I have tried various methods:

function SendEMail( vThis )
{
    var vInput = $("#idEMailFields *").serializeArray();

    $.ajax({
        url: '@Url.Action( "SendEMail", "TournMaint")',
        data: JSON.stringify(vInput),
        type: 'POST',
        contentType: 'application/json; charset=utf-8;',
        dataType: 'json',
        success: function (response)
        {
            $("#idEMailResponse").html(response);
            return;
        },
        error: function( xhr, status, error )
        {
            debugger;
            var verr = xhr.status + "\r\n" + status + "\r\n" + error; 
            alert( verr );
        }   
    });
}

where the controller looks like:

[HttpPost]
public JsonResult SendEMail( CNameValue [] inputs )
{
    String sView = "EMail messages queued"; 
    return Json( sView, JsonRequestBehavior.AllowGet );
}

The CNameValue class is my own creation since I didn't find a standard that would do the same thing. There should be a standard dictionary class that would pick the parameters up by name?? My question is how should this be done??

The Second variation:

function SendEMail( vThis )
{
    var params = {};
    var v1 = $("#idEMailFields input[name=EMailAddressing], #idEMailFields input[type=hidden],#idEMailFields textarea");
    $(v1).each( function(index)
    {
        params[this.name]=this.value;
    });
    $.ajax({
        url: '@Url.Action( "SendEMail", "TournMaint")',
        data: JSON.stringify(params),
        type: 'POST',
        contentType: 'application/json; charset=utf-8;',
        dataType: 'json',
        success: function (response)
        {
            debugger;
            return;
        },
        error: function (x)
        {
            debugger;
            alert(x.status);
        }   
    });
}

Where the controller looks like:

[HttpPost]
public JsonResult SendEMail( Int32 TournamentId, String EMailText, String EMailAddressing )
{
    String sView = "return something usefull";
    return Json( sView, JsonRequestBehavior.AllowGet );
}

This is not a bad way to move data to the sever but it is susceptible to changes in the razor markup causing the controller to blow. I know that you never get away from that problem but reducing the possibility is a thought.

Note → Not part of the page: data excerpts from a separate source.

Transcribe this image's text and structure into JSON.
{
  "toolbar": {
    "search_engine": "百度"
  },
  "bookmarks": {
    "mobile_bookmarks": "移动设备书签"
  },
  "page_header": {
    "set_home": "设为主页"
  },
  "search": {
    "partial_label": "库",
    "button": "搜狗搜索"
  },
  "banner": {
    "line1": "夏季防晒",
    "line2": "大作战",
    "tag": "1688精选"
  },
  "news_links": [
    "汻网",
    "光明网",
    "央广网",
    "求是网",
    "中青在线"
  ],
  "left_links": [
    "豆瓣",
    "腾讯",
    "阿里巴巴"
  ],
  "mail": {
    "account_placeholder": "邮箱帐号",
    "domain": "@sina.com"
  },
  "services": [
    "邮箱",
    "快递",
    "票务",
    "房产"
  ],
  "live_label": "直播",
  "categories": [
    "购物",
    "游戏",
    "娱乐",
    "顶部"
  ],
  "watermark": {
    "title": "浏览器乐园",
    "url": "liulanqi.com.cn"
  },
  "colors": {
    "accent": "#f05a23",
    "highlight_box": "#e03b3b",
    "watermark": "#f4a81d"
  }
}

What is the best way to get screen data to the server side controller?

share|improve this question

2 Answers 2

up vote 6 down vote accepted

if you are using strongly typed views then all you have to do is

 $.ajax({
        url: '@Url.Action( "SendEMail", "TournMaint")',
        data: {model:JSON.stringify(vInput)},
        type: 'POST',
   ...

and the controller looks like

[HttpPost]
public JsonResult SendEMail( CNameValue model )
{
    String prop = model.YourModelProperty; 

also you can use the form collection

 $.ajax({
        url: '@Url.Action( "SendEMail", "TournMaint")',
        data: {col :$("Formid").serialize()},
        type: 'POST',
   ...

and the controller looks like

[HttpPost]
public JsonResult SendEMail( FormCollection col )
{
    String prop = col.Get("FormFieldName"); 
share|improve this answer

The .post() syntax @ http://api.jquery.com/jQuery.post/ is nicer than .ajax imo. For example:

$(document).ready(function() 
{
    var model =
    {
        EmailAddress: 'Hello, World!'
    };

    var xhr = $.post('@Url.Action("SendEmail", "TournMaint")', model)
        .success(function(data)
        {
                    $('body').append('!success!');
                    $('body').append(JSON.stringify(data));
        })
        .error(function()
        {
                    $('body').append('!err!');
        })
        .complete(function()
        {
                    $('body').append('!complete!');
        });
    });

Your Controller could look like:

    public class MyModel { public string EmailAddress { get; set; } };

    [HttpPost]
    public JsonResult SendEmail(MyModel model)
    {
        return new JsonResult { Data = model };
    }

The page should show the object you sent to the server, and show you order of execution for the success/error/complete calls.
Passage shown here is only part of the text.